L’auteur de « ça plane pour moi » a racheté il y a trois ans et demi les 101 slips de Jan Bucquoy, le cinéaste surréaliste, qui avait ouvert un musée à Bruxelles.

« Il m’a un jour appelé pour me dire qu’il n’avait plus de place », raconte Lou. « J’ai tout ramené dans ma camionnette ». Les slips bruxellois sont des réalisations originales où l’on voit, par exemple, les portraits du roi Albert, de la reine Paola ou encore de Bart De Wever, rouge à lèvres pétant et slip sur la tête, pas les leurs évidemment. Une œuvre frondeuse à l’image du réalisateur de « la Vie sexuelle des Belges ».

Depardieu, Reynders…

 

Lou Deprijck apporte sa touche personnelle avec des slips et des caleçons que lui ont donnés des personnalités artistiques mais aussi politiques. Il a ainsi le slip de Gérard Depardieu, de Claude Barzotti, de Brigitte Lahaie (avec une dédicace), etc. Mais aussi celui de Didier Reynders.

« Sophie Wilmès m’a promis le sien, mais un exemplaire dessiné », précise le chanteur. Jean-Luc Crucke et Georges-Louis Bouchez sont sur la liste. Cela fait beaucoup de slips bleus, mais Lou Deprijck est issue d’une vieille famille libérale. Il a été échevin et est toujours conseiller communal MR.

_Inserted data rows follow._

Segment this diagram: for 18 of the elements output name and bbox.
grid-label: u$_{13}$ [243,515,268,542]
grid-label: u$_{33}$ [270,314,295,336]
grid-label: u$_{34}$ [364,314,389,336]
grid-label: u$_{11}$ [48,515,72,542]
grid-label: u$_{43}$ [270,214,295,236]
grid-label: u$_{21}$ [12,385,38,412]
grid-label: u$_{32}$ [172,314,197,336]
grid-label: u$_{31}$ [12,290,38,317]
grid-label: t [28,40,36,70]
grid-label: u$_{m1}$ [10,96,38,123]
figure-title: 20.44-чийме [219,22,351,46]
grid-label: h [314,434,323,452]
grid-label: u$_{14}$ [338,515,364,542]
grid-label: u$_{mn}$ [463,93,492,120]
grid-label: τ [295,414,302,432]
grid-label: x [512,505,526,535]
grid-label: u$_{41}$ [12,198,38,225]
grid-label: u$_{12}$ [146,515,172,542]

Mais il annonce son retrait de la vie politique locale car il estime que Lessines ne profite pas assez de la notoriété que pourrait lui apporter René Magritte. Il a d’ailleurs financé lui-même (32.000 euros) la statue du peintre qui trône sur la place de Lessines. « Je n’ai pas eu une aide de la Ville, rien », déplore-t-il.

Même chose, fait-il remarquer, pour son musée du slip qui prend place dans une ancienne bijouterie juste en face de l’hôtel de ville. Il sera ouvert tous les dimanches matins dès la fin du mois de mai. Lou l’enrichit de ses photos dédicacées comme celle de Sharon Stone, Anthony Perkins, etc.

Une pièce sera consacrée aux Bananas, ses ex-choristes et une autre à ses potes du Grand Cactus.